The Victorian novel had an implicit contract with its reader: plot moves forward in chronological time; characters have coherent and knowable inner lives; the narrator can be trusted to interpret events reliably; language is transparent, pointing beyond itself to the world it describes. By the end of the nineteenth century, this contract felt dishonest to a growing number of writers.
Several pressures combined: Darwin had destabilized the theological frame that gave Victorian narrative its sense of providential purpose. Freud had suggested that human motivation is largely unconscious, opaque even to the self. Nietzsche had attacked the foundations of Western moral certainty. The First World War made optimistic linear progress feel obscene. Urban modernity — the crowd, the department store, the newspaper, the machine — had fragmented the experience of time and attention. If reality had become this, the old forms could not honestly represent it.
Stream of consciousness. Woolf, Joyce, and Faulkner developed techniques for rendering the continuous flow of mental experience — associations, memories, half-formed thoughts — rather than cleaned-up dialogue and action. The sentence becomes a recording device for consciousness, not a report on events.

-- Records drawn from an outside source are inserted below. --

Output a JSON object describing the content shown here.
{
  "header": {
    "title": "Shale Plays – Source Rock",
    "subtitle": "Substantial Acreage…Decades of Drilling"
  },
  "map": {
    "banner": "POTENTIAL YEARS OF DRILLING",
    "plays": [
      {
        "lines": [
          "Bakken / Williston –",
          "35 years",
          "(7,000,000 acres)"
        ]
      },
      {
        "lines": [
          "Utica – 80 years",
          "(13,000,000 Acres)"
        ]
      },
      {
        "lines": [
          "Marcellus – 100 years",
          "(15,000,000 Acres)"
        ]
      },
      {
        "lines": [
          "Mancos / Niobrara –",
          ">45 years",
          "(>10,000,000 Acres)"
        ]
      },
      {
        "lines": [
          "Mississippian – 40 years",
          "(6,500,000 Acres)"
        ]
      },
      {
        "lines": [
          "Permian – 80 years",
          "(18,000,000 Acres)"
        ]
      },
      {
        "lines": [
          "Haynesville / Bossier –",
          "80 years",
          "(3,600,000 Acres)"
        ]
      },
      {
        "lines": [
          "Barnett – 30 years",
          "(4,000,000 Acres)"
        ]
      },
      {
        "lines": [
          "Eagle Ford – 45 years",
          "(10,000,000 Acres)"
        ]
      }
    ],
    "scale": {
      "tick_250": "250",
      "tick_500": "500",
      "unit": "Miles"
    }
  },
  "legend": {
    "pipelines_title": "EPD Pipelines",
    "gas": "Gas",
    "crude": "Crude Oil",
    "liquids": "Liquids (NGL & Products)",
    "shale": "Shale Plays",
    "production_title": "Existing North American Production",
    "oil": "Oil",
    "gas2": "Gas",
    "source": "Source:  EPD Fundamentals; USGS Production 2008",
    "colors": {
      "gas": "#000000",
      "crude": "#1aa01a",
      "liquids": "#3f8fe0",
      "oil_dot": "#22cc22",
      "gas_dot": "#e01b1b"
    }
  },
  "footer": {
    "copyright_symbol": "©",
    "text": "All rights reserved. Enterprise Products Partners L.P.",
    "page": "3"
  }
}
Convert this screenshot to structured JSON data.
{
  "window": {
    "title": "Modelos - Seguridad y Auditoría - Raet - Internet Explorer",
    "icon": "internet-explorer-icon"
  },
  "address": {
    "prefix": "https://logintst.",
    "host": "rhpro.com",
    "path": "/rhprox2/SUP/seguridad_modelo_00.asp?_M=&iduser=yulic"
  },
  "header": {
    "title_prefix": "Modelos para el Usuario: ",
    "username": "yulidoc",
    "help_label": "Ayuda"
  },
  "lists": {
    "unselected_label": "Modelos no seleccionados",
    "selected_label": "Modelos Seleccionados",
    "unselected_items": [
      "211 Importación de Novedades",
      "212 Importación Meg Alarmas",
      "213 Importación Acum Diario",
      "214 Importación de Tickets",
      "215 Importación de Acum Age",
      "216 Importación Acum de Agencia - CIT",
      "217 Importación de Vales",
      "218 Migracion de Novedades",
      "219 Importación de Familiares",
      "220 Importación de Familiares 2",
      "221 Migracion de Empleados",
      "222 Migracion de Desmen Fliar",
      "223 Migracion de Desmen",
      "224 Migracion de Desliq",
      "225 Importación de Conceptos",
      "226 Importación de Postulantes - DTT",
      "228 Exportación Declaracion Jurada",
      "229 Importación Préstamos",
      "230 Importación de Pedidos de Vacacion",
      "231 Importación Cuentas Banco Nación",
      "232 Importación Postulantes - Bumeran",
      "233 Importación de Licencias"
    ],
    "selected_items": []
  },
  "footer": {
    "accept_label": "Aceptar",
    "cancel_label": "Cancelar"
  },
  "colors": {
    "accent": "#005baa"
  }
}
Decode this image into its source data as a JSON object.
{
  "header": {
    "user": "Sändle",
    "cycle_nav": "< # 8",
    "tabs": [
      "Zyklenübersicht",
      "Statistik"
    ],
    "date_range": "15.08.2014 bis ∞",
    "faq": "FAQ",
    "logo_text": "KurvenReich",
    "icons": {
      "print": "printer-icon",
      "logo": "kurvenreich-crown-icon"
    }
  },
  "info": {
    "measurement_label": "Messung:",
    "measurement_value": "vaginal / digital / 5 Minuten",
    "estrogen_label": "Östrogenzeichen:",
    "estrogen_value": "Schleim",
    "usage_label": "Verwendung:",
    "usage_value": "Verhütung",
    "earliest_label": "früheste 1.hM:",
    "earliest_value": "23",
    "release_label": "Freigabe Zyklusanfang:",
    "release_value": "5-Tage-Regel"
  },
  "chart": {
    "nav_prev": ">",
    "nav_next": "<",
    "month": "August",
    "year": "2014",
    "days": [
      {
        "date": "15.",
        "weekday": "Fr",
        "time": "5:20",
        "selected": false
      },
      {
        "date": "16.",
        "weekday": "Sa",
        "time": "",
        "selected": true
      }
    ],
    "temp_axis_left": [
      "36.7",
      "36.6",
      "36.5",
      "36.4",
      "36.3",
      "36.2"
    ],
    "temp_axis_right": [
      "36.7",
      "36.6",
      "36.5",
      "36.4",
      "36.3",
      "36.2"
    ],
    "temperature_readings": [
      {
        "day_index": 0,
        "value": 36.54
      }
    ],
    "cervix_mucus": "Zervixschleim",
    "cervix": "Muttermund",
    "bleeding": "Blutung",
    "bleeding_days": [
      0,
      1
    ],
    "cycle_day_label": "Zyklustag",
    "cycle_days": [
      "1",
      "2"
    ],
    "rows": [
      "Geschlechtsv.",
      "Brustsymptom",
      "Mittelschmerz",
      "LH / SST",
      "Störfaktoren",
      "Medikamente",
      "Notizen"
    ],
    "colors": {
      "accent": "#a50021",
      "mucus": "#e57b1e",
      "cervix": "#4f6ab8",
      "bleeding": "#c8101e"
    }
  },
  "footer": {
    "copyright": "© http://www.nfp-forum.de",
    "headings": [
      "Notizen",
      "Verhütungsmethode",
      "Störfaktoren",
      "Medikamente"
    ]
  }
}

Fragmentation. Eliot's The Waste Land is built from fragments of literary quotation, mythological reference, and urban scene that refuse to cohere into a continuous narrative. The fragmentation is the form of the poem's argument about cultural disintegration.
Disrupted chronology. Rather than following events in order, modernist fiction routinely jumps between time frames — Faulkner's The Sound and the Fury is famously structured around multiple narrators and non-sequential time. Memory becomes as real as action; the past haunts and conditions the present.
Impersonality and irony. Eliot's critical doctrine — articulated in "Tradition and the Individual Talent" (1919) — called for poetry that was not autobiographical self-expression but an "escape from personality." The artist is a catalyst, not a confessant. This generated a poetry of masks, personae, and dramatic monologue.
Myth and symbol. Eliot and Joyce both used mythological frameworks — the Fisher King legend in The Waste Land, the Odyssey in Ulysses — as structural scaffolding and ironic commentary on the modern world. The contrast between mythological grandeur and contemporary squalor is itself the meaning.
Modernism and postmodernism are often confused. Modernism reacted against Victorian convention but remained committed to the idea that serious art could still make meaning — could still find or create order against the chaos. Even The Waste Land's fragmentary surface is shaped by the myth of the Grail quest; even Ulysses has a rigorous underlying structure. Postmodernism goes further and abandons the aspiration to meaning itself, treating the collapse of grand narratives not as tragedy but as liberation — or at least as a condition to be played with rather than mourned.